Cairo: Hundreds of Egypt’s opposition activists on Tuesday marched on to the presidential palace, in a fresh sign of anger at President Mohammad Mursi’s decree broadening his powers.

Several opposition groups converged on assembly points in the Egyptian capital before moving on to the presidential palace in the eastern Cairo quarter of Heliopolis where anti-riot police and armoured vehicles were deployed. Barbed wire barricades were also set up around the palace to prevent demonstrators from advancing to the site, reported state media.

Mursi, Egypt’s first elected Islamist president, last month infuriated the opposition and the judiciary by signing a constitutional declaration making all his decisions and laws immune to judicial oversight.

The move has sharply split Egypt and sparked clashes between Mursi’s backers and opponents, leaving at least three people dead. Mursi said his measures are temporary until a new constitution is approved and an elected parliament is in place. A public vote on the new constitution is due on December 15.

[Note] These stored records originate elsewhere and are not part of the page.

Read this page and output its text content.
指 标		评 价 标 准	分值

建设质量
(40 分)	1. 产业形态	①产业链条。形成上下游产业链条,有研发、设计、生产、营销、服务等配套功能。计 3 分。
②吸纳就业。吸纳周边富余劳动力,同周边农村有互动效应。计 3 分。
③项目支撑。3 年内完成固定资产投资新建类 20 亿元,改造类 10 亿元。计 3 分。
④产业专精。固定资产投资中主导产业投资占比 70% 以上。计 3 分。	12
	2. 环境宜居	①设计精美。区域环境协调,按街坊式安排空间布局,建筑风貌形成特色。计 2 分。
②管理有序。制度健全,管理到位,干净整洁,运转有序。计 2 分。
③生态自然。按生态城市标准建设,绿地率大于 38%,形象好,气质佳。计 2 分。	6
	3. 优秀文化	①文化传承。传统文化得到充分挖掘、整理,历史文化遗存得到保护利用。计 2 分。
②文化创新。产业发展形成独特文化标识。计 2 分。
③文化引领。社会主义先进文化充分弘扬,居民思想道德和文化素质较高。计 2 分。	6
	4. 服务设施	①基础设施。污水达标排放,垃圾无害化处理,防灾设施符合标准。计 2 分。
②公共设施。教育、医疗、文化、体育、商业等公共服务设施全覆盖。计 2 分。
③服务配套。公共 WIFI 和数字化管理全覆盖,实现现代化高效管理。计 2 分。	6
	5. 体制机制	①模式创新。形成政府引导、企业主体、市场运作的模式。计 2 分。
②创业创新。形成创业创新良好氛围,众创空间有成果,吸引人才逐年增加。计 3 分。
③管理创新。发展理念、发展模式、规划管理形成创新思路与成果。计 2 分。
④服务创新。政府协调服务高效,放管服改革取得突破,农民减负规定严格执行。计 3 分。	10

The opposition has condemned the constitution, crafted by an Islamist-controlled assembly, as a sham and threatened civil disobedience if the draft is not withdrawn .

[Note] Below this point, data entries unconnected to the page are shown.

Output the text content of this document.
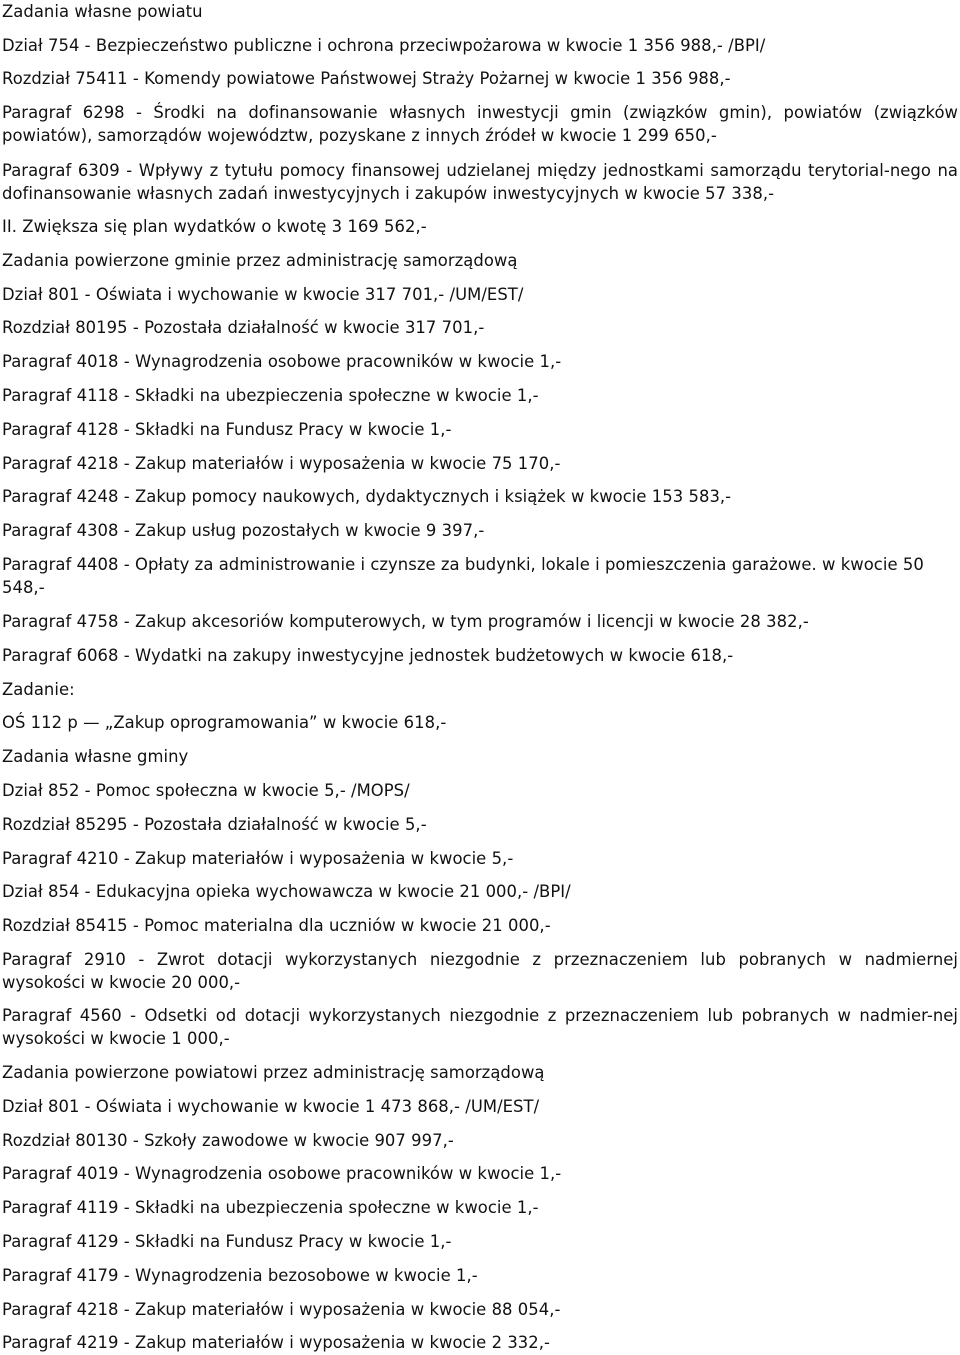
Zadania własne powiatu
Dział 754 - Bezpieczeństwo publiczne i ochrona przeciwpożarowa w kwocie 1 356 988,- /BPI/
Rozdział 75411 - Komendy powiatowe Państwowej Straży Pożarnej w kwocie 1 356 988,-
Paragraf 6298 - Środki na dofinansowanie własnych inwestycji gmin (związków gmin), powiatów (związków powiatów), samorządów województw, pozyskane z innych źródeł w kwocie 1 299 650,-
Paragraf 6309 - Wpływy z tytułu pomocy finansowej udzielanej między jednostkami samorządu terytorial-nego na dofinansowanie własnych zadań inwestycyjnych i zakupów inwestycyjnych w kwocie 57 338,-
II. Zwiększa się plan wydatków o kwotę 3 169 562,-
Zadania powierzone gminie przez administrację samorządową
Dział 801 - Oświata i wychowanie w kwocie 317 701,- /UM/EST/
Rozdział 80195 - Pozostała działalność w kwocie 317 701,-
Paragraf 4018 - Wynagrodzenia osobowe pracowników w kwocie 1,-
Paragraf 4118 - Składki na ubezpieczenia społeczne w kwocie 1,-
Paragraf 4128 - Składki na Fundusz Pracy w kwocie 1,-
Paragraf 4218 - Zakup materiałów i wyposażenia w kwocie 75 170,-
Paragraf 4248 - Zakup pomocy naukowych, dydaktycznych i książek w kwocie 153 583,-
Paragraf 4308 - Zakup usług pozostałych w kwocie 9 397,-
Paragraf 4408 - Opłaty za administrowanie i czynsze za budynki, lokale i pomieszczenia garażowe. w kwocie 50 548,-
Paragraf 4758 - Zakup akcesoriów komputerowych, w tym programów i licencji w kwocie 28 382,-
Paragraf 6068 - Wydatki na zakupy inwestycyjne jednostek budżetowych w kwocie 618,-
Zadanie:
OŚ 112 p — „Zakup oprogramowania” w kwocie 618,-
Zadania własne gminy
Dział 852 - Pomoc społeczna w kwocie 5,- /MOPS/
Rozdział 85295 - Pozostała działalność w kwocie 5,-
Paragraf 4210 - Zakup materiałów i wyposażenia w kwocie 5,-
Dział 854 - Edukacyjna opieka wychowawcza w kwocie 21 000,- /BPI/
Rozdział 85415 - Pomoc materialna dla uczniów w kwocie 21 000,-
Paragraf 2910 - Zwrot dotacji wykorzystanych niezgodnie z przeznaczeniem lub pobranych w nadmiernej wysokości w kwocie 20 000,-
Paragraf 4560 - Odsetki od dotacji wykorzystanych niezgodnie z przeznaczeniem lub pobranych w nadmier-nej wysokości w kwocie 1 000,-
Zadania powierzone powiatowi przez administrację samorządową
Dział 801 - Oświata i wychowanie w kwocie 1 473 868,- /UM/EST/
Rozdział 80130 - Szkoły zawodowe w kwocie 907 997,-
Paragraf 4019 - Wynagrodzenia osobowe pracowników w kwocie 1,-
Paragraf 4119 - Składki na ubezpieczenia społeczne w kwocie 1,-
Paragraf 4129 - Składki na Fundusz Pracy w kwocie 1,-
Paragraf 4179 - Wynagrodzenia bezosobowe w kwocie 1,-
Paragraf 4218 - Zakup materiałów i wyposażenia w kwocie 88 054,-
Paragraf 4219 - Zakup materiałów i wyposażenia w kwocie 2 332,-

Mursi Tuesday met senior state officials and discussed preparations for the referendum, reported the official Midde East News Agency.

“Oh my country, go on a new revolution against the constitutional declaration,” chanted Mursi’s opponents Tuesday in what they called the “last ultimatum” protest.

“These marches aim to send a message to President Mohammad Mursi that he has to listen to the national opposition, who is keen to fulfil the objectives of the revolution,” the opposition said in a statement, referring to a popular revolt that deposed strongman Hosni Mubarak in February last year.

Other protesters, meanwhile, have been camping out in Cairo’s Tahrir Square for more than a week now to push Mursi to rescind his decree and reform the constituent assembly.

In a gesture of backing to the opposition, 12 key independent and opposition party newspapers Tuesday did not hit the newsstands. The move was in order to “stand up to tyranny,” independent daily Al Tahrir said on its website.

“The Egyptian Independent objects to continued restrictions on media liberties, especially after hundreds of Egyptians gave their lives for freedom,” read a message on that newspaper’s website, its only viewable content on Tuesday morning.

Daily Al Masry Al Youm said the papers were “protesting against the articles on the press in the draft constitution and reject [President Mohammad Mursi’s) November 22 decree.”

Four privately owned TV stations plan to stop broadcasting on Wednesday to protest what they described as restrictions on freedom of expression in the draft constitution.